Solusi untuk mencegah paylater semakin marak tidak lain yaitu dengan penerapan syariat Islam secara kaffah dan juga menanamkan kepada setiap individu masyarakat agar memiliki akidah yang kuat, faham akan halal dan haram hingga mereka pun tidak akan memilih cara instan untuk mendapatkan materi. Bukankah jelas dalam firman Allah SWT, "Allah telah menghalalkan jual beli dan mengharamkan riba." (Q.S. Al Baqarah 275). Dan untuk penerapan syariat Islam sendiri hanya bisa dijalankan oleh negara.
Demi mewujudkan masyarakat Islami yang jauh dari praktik riba maka harus dimulai dari negara lalu ke masyarakat dan terakhir individu keluarga. Daulah Islam sendiri yang dipimpin oleh seorang Khalifah akan menindak tegas para pelaku riba, yang meminjamkan, juga saksi yang mencatat. Dan dosa riba sendiri yang paling kecil itu adalah seperti menjinahi ibu kandung sendiri. Maka apabila kita menerapkan hukum sesuai Al-Qur' an dan As sunnah, para pelaku akan takut juga jera hingga tidak akan ada lagi transaksi riba di masyarakat.

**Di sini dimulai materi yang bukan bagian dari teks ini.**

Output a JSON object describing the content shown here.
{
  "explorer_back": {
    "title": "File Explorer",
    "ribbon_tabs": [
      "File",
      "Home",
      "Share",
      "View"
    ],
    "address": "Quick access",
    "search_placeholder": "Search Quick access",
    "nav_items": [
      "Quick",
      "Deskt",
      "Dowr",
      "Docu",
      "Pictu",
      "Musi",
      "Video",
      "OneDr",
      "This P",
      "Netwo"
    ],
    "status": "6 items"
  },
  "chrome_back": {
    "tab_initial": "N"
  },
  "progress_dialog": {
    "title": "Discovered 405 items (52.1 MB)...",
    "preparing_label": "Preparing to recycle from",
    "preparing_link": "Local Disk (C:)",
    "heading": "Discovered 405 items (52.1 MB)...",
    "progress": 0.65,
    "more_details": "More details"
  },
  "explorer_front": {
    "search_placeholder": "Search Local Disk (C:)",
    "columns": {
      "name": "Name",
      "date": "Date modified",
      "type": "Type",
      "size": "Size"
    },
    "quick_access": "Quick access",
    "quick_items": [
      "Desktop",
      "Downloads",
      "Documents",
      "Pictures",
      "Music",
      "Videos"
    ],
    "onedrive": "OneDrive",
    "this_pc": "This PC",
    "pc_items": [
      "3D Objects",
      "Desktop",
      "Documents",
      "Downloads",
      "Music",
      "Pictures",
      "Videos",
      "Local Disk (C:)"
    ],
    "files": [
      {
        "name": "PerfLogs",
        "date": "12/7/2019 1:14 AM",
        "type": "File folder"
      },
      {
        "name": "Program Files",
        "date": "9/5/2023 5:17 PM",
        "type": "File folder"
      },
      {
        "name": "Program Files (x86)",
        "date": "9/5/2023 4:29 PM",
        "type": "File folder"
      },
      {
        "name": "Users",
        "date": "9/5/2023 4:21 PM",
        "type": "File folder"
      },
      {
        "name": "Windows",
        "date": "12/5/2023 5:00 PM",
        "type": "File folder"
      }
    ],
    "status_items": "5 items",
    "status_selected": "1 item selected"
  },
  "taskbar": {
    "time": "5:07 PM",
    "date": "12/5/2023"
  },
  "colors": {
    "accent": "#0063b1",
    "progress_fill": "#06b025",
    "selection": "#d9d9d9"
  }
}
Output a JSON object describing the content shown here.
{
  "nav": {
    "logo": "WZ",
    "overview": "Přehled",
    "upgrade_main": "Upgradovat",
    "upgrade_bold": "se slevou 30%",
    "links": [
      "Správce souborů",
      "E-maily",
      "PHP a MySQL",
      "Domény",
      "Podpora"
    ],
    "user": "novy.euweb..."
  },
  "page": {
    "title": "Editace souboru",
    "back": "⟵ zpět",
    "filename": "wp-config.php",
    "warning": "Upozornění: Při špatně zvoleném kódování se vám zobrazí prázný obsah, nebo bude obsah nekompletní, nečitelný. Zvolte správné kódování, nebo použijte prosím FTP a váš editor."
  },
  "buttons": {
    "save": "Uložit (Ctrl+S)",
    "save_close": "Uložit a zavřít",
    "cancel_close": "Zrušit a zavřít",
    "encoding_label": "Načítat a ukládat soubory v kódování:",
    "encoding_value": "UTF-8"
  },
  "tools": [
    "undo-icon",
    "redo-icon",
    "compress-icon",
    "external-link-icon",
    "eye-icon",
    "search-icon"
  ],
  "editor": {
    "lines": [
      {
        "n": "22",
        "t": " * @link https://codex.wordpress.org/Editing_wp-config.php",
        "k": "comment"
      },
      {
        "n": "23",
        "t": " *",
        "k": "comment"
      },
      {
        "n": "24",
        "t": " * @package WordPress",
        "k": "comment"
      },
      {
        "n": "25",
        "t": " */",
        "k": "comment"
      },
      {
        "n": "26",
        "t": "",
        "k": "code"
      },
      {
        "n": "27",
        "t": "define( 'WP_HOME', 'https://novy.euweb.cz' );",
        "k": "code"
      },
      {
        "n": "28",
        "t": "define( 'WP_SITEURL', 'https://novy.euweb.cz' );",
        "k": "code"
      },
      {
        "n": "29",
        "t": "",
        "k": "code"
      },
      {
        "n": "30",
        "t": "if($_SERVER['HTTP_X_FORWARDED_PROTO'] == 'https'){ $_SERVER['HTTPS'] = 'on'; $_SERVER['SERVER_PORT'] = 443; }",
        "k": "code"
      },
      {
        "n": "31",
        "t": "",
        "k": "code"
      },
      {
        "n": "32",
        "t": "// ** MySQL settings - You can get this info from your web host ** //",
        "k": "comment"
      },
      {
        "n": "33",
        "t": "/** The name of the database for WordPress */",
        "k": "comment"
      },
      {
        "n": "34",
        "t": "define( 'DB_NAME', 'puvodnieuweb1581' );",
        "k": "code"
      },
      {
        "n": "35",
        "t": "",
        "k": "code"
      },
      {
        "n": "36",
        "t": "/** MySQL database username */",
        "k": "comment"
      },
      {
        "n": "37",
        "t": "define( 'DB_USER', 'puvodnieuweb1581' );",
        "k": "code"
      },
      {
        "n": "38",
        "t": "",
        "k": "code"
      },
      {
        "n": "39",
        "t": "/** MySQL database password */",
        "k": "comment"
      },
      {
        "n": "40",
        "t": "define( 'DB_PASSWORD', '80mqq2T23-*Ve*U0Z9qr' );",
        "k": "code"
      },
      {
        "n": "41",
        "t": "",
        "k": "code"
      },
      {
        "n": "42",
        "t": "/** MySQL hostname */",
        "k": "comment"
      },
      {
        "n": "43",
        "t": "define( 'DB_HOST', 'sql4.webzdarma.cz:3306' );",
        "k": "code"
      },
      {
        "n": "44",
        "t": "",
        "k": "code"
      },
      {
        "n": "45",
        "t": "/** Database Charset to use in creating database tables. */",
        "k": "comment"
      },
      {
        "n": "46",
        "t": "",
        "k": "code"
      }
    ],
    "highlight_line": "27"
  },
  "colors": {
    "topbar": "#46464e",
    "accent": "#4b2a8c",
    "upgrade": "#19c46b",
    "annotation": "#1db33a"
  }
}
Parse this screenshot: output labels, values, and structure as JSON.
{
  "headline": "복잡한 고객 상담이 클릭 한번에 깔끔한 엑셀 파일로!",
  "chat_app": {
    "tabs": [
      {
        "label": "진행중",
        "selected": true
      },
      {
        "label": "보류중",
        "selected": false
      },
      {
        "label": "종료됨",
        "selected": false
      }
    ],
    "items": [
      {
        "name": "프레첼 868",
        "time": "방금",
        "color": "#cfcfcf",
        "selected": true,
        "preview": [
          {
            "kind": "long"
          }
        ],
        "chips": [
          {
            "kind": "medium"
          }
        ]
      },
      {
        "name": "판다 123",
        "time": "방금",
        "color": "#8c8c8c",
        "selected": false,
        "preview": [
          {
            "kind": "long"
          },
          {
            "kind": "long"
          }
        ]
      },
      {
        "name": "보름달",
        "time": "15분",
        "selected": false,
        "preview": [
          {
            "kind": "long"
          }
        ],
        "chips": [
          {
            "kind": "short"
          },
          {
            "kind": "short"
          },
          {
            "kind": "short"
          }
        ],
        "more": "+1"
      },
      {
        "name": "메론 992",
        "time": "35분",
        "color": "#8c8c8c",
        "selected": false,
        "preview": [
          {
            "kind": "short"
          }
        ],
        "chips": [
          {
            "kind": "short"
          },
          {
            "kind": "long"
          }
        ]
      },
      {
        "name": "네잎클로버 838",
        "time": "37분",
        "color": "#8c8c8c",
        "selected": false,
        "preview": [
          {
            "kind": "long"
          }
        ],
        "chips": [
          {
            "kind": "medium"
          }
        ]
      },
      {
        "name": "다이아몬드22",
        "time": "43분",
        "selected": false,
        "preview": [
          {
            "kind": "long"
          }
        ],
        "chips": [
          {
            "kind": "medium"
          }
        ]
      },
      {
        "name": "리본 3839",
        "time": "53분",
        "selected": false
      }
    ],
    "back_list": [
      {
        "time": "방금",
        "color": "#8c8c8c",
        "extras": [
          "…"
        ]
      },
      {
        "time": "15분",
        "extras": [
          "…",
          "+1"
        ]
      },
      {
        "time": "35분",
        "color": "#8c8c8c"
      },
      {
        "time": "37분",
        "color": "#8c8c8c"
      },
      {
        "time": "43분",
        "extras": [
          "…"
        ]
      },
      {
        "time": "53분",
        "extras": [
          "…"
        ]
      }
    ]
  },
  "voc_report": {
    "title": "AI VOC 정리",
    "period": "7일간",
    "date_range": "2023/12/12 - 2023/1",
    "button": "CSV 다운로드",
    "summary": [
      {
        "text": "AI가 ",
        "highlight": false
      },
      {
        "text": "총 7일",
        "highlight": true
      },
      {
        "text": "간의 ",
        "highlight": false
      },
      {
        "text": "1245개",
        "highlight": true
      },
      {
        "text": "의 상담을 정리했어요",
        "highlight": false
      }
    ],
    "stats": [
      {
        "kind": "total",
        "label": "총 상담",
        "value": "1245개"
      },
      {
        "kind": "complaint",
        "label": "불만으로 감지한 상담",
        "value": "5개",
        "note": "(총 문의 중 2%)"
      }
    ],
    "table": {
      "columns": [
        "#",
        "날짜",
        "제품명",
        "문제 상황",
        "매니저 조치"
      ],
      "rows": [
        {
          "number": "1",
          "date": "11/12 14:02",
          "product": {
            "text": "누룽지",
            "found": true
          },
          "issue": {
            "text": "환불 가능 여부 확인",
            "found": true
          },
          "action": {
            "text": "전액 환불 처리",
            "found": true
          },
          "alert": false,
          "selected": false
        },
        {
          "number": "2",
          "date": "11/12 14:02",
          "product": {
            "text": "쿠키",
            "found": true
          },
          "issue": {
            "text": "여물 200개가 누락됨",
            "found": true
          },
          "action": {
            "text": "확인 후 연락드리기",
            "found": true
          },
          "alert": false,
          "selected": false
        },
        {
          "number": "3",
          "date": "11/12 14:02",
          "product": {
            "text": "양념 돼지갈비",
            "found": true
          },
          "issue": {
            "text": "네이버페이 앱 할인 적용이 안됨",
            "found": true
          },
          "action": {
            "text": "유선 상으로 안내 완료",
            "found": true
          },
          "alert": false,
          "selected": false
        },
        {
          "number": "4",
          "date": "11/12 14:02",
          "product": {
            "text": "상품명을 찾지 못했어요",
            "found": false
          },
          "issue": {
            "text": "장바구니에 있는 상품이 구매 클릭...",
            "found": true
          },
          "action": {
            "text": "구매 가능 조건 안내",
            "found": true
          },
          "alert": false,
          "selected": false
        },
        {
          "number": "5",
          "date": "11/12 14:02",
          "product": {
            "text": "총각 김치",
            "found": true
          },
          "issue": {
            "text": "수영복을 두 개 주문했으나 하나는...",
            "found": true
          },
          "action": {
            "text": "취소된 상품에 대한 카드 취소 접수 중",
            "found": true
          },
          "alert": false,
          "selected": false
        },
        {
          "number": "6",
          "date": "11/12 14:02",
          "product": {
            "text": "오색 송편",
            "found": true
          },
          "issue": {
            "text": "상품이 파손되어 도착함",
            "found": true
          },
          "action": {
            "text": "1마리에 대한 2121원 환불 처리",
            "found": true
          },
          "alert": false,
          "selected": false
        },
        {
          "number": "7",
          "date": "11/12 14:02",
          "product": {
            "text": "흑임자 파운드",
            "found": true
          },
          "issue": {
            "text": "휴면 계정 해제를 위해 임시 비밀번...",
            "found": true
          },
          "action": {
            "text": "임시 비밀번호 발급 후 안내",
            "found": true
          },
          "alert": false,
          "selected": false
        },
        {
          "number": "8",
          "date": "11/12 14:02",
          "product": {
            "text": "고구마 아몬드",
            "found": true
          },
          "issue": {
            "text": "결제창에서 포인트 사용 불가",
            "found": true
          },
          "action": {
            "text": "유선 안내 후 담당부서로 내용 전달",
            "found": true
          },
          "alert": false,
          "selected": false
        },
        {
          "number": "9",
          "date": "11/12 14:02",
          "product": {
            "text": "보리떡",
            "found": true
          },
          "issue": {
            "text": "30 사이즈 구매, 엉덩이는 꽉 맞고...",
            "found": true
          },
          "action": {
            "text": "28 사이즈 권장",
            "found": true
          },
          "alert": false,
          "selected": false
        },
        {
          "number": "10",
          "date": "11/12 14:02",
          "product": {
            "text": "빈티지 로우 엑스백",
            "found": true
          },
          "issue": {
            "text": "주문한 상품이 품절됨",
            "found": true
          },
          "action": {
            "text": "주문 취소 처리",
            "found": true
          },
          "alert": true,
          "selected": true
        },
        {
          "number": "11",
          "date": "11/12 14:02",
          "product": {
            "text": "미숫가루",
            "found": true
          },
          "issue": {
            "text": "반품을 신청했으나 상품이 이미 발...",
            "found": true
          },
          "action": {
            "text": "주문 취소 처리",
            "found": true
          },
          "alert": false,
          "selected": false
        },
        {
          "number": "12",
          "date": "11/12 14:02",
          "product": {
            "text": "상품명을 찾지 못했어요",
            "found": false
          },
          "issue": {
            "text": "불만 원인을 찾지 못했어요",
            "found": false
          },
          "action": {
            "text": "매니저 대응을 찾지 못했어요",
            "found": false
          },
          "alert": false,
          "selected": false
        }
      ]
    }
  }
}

Begitulah Islam mengatur tatanan hidup masyarakat yang jauh dari riba dan jangan sampai kita mengundang laknat Allah karena masyarakatnya hidup bergelimang dosa ribawi. Rasulullah SAW bersabda: "Telah aku tinggalkan kepada kalian dua perkara dimana kalian berpegang teguh atasnya maka kalian tidak akan tersesat didalamnya yaitu Al Qur'an dan As Sunnah." (HR. Al Hakim dan Malik).